Member of the Arizona Senate from the 18th district
- In office January 2003 – January 2005
- Succeeded by: Karen Johnson

Member of the Arizona House of Representatives from the 29th district
- In office January 1995 – January 2003
- Preceded by: Pat Blake Lela Steffey

Member of the Arizona House of Representatives from the 18th district
- In office January 2005 – January 2009
- Preceded by: Karen Johnson
- Succeeded by: Cecil Ash Steve Court

Personal details
- Born: November 23, 1954 (age 71) Reserve, New Mexico, U.S.
- Party: Republican
- Spouse: Lucia
- Children: Kendra, Nedd, and Ethan
- Profession: Politician

= Mark Anderson (Arizona politician) =

American politician (born 1954)

Mark Anderson (born November 23, 1954) was a member of the Arizona House of Representatives and the Arizona Senate, serving two stretches in the House and a single term in the Senate.
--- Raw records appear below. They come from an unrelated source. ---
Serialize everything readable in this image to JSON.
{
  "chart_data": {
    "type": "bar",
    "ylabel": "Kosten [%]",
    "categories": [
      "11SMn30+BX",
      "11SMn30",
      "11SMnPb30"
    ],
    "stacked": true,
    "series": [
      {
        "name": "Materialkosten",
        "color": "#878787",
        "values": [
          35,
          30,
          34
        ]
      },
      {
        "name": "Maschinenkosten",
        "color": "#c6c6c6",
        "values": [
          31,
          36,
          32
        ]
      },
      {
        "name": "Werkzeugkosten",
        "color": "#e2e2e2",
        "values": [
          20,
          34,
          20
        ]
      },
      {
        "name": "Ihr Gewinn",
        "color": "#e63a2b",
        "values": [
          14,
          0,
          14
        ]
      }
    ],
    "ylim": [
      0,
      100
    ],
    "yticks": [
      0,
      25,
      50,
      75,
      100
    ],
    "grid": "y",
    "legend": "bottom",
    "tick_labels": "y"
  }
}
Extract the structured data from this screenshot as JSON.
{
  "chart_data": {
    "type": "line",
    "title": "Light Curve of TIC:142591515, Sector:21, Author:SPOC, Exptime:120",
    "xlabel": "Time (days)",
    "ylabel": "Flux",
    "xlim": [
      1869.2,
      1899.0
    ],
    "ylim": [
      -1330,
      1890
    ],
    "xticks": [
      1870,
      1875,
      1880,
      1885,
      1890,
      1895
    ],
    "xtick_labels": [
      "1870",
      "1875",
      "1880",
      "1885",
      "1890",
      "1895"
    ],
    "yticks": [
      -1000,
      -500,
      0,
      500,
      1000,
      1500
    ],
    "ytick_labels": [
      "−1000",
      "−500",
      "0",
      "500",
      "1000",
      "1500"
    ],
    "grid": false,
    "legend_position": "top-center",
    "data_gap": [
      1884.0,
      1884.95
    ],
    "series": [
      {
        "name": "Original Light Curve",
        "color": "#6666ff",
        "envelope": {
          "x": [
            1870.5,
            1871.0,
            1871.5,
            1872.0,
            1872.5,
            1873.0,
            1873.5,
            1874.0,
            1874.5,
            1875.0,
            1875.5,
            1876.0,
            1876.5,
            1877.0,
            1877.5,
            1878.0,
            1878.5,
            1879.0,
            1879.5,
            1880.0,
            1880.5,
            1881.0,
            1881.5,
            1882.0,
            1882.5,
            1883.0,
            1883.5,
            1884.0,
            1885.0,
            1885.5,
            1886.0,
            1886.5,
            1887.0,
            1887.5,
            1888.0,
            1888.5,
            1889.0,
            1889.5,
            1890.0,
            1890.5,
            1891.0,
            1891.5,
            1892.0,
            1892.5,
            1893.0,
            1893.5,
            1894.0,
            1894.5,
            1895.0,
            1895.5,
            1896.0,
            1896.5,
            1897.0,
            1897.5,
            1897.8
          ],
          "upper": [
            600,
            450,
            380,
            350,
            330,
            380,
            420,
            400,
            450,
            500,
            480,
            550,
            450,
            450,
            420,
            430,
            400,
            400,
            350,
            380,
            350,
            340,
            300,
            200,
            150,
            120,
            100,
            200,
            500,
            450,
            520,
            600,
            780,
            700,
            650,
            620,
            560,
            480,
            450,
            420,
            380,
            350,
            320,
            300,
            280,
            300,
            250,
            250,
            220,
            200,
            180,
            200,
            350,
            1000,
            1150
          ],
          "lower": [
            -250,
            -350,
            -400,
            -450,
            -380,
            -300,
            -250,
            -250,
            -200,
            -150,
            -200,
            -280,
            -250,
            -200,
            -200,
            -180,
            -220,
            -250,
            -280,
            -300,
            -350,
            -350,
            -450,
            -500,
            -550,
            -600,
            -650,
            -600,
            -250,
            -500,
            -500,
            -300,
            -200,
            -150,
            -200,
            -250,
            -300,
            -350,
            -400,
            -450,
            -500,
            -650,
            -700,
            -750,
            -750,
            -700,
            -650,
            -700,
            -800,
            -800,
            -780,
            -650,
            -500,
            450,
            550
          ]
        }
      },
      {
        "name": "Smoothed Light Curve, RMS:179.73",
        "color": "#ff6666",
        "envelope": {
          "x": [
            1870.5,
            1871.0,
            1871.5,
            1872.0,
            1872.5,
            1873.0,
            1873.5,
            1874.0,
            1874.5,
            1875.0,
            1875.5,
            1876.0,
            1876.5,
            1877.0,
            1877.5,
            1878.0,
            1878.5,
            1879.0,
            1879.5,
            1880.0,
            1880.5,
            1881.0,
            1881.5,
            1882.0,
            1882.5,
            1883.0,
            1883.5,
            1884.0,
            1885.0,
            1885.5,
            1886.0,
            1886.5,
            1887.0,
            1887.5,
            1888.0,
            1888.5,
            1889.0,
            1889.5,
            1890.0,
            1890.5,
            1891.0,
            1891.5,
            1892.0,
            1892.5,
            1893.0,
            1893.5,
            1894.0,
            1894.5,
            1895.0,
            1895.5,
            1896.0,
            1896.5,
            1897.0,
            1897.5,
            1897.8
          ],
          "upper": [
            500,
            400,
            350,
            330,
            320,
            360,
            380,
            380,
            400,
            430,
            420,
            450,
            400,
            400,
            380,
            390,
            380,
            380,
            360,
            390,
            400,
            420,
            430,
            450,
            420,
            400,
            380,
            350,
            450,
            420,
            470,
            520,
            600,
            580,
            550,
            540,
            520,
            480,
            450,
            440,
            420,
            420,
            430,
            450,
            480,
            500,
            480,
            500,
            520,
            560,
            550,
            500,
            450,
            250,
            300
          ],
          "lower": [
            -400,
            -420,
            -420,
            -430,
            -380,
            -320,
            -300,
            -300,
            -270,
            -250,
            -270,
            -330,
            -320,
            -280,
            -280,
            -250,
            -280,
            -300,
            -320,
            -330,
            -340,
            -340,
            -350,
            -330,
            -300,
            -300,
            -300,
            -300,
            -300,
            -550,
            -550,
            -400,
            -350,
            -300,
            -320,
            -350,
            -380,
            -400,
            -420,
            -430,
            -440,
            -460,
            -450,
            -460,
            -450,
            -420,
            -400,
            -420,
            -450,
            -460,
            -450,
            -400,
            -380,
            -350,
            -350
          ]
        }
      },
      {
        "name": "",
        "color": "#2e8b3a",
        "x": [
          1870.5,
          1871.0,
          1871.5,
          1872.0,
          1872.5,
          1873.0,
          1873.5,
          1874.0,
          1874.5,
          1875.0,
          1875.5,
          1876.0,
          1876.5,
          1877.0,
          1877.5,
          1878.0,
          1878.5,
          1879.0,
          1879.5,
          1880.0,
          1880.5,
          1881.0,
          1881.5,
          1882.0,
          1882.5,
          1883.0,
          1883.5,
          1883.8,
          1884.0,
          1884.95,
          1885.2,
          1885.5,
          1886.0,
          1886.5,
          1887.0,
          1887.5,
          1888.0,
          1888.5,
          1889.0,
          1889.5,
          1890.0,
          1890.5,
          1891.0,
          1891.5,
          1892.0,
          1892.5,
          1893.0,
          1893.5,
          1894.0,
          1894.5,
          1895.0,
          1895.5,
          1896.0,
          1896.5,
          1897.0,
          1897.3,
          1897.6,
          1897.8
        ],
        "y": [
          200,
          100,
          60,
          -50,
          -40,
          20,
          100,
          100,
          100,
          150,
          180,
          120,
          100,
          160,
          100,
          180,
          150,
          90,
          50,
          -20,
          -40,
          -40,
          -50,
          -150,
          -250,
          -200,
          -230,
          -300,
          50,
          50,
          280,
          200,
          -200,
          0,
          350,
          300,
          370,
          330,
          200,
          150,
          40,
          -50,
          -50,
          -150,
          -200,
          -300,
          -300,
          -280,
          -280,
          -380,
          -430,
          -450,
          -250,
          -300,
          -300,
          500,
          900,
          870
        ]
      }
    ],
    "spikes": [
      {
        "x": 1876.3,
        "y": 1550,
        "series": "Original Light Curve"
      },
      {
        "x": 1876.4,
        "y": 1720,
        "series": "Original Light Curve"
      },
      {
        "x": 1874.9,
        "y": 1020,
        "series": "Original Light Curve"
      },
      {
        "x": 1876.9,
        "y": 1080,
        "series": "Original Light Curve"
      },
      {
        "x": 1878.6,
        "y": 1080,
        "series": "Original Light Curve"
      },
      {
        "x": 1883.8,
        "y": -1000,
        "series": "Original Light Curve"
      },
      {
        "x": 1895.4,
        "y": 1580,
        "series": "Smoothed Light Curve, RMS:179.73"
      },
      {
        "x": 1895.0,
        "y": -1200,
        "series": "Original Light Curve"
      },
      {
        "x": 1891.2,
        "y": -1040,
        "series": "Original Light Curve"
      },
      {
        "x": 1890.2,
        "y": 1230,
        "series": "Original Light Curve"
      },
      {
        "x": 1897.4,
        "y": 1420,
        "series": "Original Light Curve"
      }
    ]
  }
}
He was first elected to the House representing District 29 in November 1994, and was re-elected three times, in 1996, 1998, and 2000. Due to Arizona's term limit policy, Anderson could not run for the House again in 2002, so instead ran for the Senate. Due to redistricting, he ran in the new 18th District, and won the Senate seat, where he served from 2003 to 2005. In 2004 he again ran for the House, winning the seat from the 18th District. He won re-election in 2006.